Rajaratnam is a hedge-fund billionaire, as recently as 2009 the 559th richest person in the world or some such. His elaborate scheme netted him all of $70 million, vast money to almost anyone else, but only about 5 percent of his net worth. What's the psychology of that? He did it for sport? Because he was bored? Because he was absolutely sure the government would never make an example of him? Guess he miscalculated on that score.
He didn't testify, but I doubt that his thinking involved anything as grand as shaping the future (how could it?), as the rich villain Noah Cross told Jake Gittes in Chinatown, when Jake was able to ask him why he'd perpetrated his land grab.
Jake Gittes: How much are you worth?
Noah Cross: I have no idea. How much do you want?
Jake Gittes: I just wanna know what you're worth. More than 10 million?
Noah Cross: Oh my, yes!
Jake Gittes: Why are you doing it? How much better can you eat? What could you buy that you can't already afford?
Noah Cross: The future, Mr. Gittes! The future.
I didn't have much time to waste today, but what little I did I spent watching a trio of videos on YouTube posted by one "led4acs." They're fun watching for anyone familiar with the original Star Trek.

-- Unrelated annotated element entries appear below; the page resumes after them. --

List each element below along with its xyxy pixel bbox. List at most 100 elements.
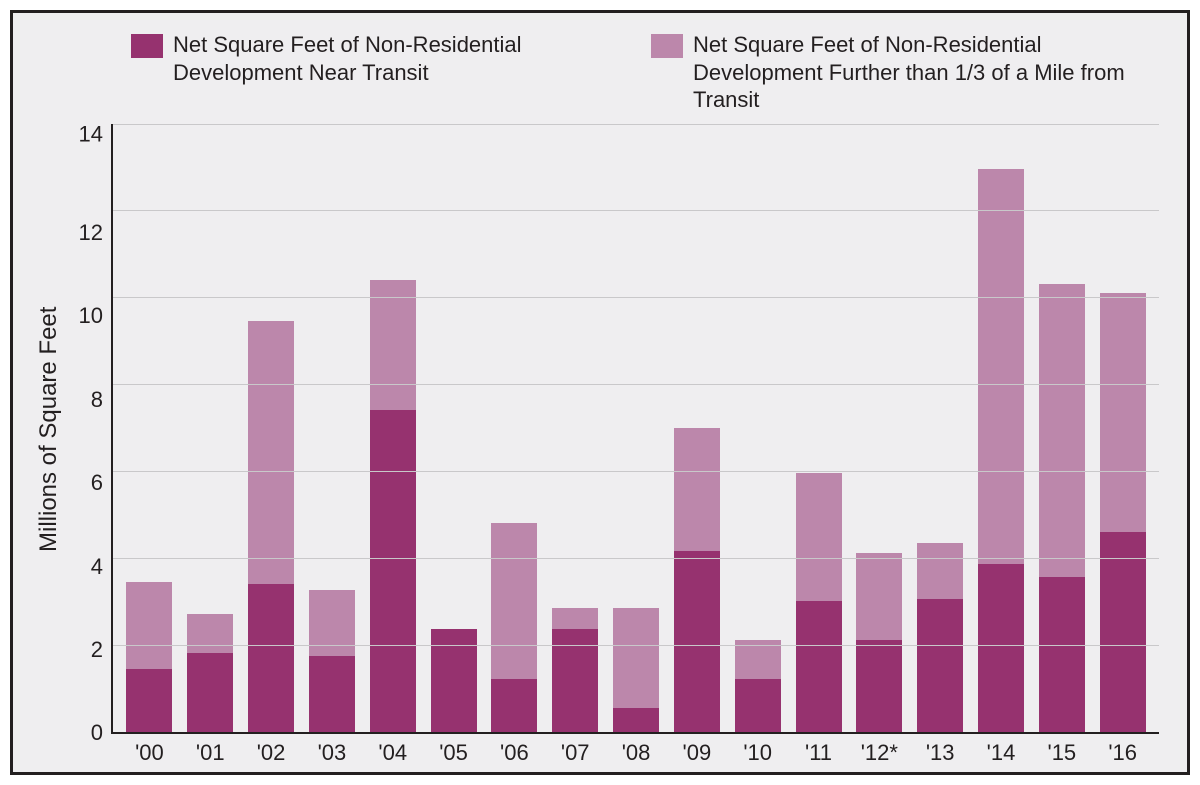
legend-swatch-further [651,34,683,58]
bar-slot [301,124,362,732]
bar-slot [423,124,484,732]
plot [111,124,1159,734]
chart-frame: Net Square Feet of Non-Residential Devel… [10,10,1190,775]
bar-segment-further [613,608,659,708]
bar-stack [552,608,598,732]
x-tick: '05 [423,740,484,766]
x-tick: '09 [666,740,727,766]
gridline [113,124,1159,125]
bar-slot [484,124,545,732]
bar-segment-near [856,640,902,731]
bar-segment-further [674,428,720,552]
bars-container [113,124,1159,732]
y-tick: 12 [67,220,103,246]
x-tick: '03 [301,740,362,766]
x-tick: '13 [910,740,971,766]
bar-slot [180,124,241,732]
bar-segment-further [248,321,294,584]
bar-stack [917,543,963,732]
legend-label-further: Net Square Feet of Non-Residential Devel… [693,31,1131,114]
legend-item-near: Net Square Feet of Non-Residential Devel… [131,31,611,114]
gridline [113,645,1159,646]
y-tick: 2 [67,637,103,663]
bar-segment-near [1100,532,1146,732]
bar-stack [126,582,172,732]
bar-stack [735,640,781,731]
bar-segment-near [126,669,172,732]
legend-label-near: Net Square Feet of Non-Residential Devel… [173,31,611,86]
gridline [113,471,1159,472]
x-tick: '11 [788,740,849,766]
bar-segment-near [735,679,781,731]
gridline [113,558,1159,559]
bar-slot [971,124,1032,732]
bar-slot [241,124,302,732]
legend-swatch-near [131,34,163,58]
bar-segment-near [978,564,1024,731]
bar-segment-near [491,679,537,731]
bar-stack [370,280,416,732]
bar-segment-near [248,584,294,732]
y-tick: 14 [67,121,103,147]
x-tick: '07 [545,740,606,766]
x-tick: '04 [362,740,423,766]
bar-stack [674,428,720,732]
bar-slot [606,124,667,732]
bar-slot [119,124,180,732]
bar-segment-near [917,599,963,731]
bar-segment-further [1039,284,1085,577]
bar-segment-further [309,590,355,655]
bar-stack [309,590,355,731]
bar-stack [1039,284,1085,731]
bar-segment-near [1039,577,1085,731]
x-axis-ticks: '00'01'02'03'04'05'06'07'08'09'10'11'12*… [113,734,1159,766]
x-tick: '08 [606,740,667,766]
bar-segment-further [796,473,842,601]
bar-slot [727,124,788,732]
gridline [113,384,1159,385]
bar-segment-further [856,553,902,640]
bar-segment-further [978,169,1024,564]
bar-segment-near [370,410,416,731]
gridline [113,210,1159,211]
bar-stack [491,523,537,731]
bar-slot [362,124,423,732]
x-tick: '02 [241,740,302,766]
plot-area: Millions of Square Feet 14121086420 [31,124,1159,734]
bar-slot [910,124,971,732]
bar-stack [796,473,842,731]
y-tick: 0 [67,720,103,746]
y-tick: 8 [67,387,103,413]
bar-stack [978,169,1024,731]
bar-segment-further [187,614,233,653]
bar-segment-further [1100,293,1146,532]
y-tick: 10 [67,303,103,329]
x-tick: '12* [849,740,910,766]
legend: Net Square Feet of Non-Residential Devel… [131,31,1159,114]
bar-slot [1031,124,1092,732]
bar-segment-further [491,523,537,679]
bar-segment-further [370,280,416,410]
x-tick: '06 [484,740,545,766]
bar-stack [187,614,233,731]
y-axis-ticks: 14121086420 [67,124,111,734]
bar-stack [856,553,902,731]
x-tick: '01 [180,740,241,766]
bar-segment-further [917,543,963,599]
bar-stack [1100,293,1146,732]
bar-slot [788,124,849,732]
x-tick: '16 [1092,740,1153,766]
legend-item-further: Net Square Feet of Non-Residential Devel… [651,31,1131,114]
y-tick: 6 [67,470,103,496]
bar-stack [248,321,294,731]
bar-segment-near [674,551,720,731]
x-tick: '10 [727,740,788,766]
bar-stack [613,608,659,732]
bar-segment-near [613,708,659,732]
bar-segment-near [796,601,842,731]
gridline [113,297,1159,298]
x-tick: '00 [119,740,180,766]
bar-slot [849,124,910,732]
bar-segment-near [309,656,355,732]
bar-segment-further [126,582,172,669]
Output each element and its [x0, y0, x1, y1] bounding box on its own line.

The videos keep a running track of all the deaths on the show, and illustrate them with well-edited clips and occasional funny comments. The dead include crew members, guest stars, assorted extras, aliens and even the sentient computers that Capt. Kirk manages to destroy.
Some 26 redshirts bite the dust, in case you're wondering. Joining Star Fleet is clearly going to be a lot like shipping out with the Dutch East India Company in the 17th century -- a third or a half of the recruits aren't coming back. Sure, Gene Roddenberry imagined a more rational future for mankind, but Star Trek is also a carnival of death.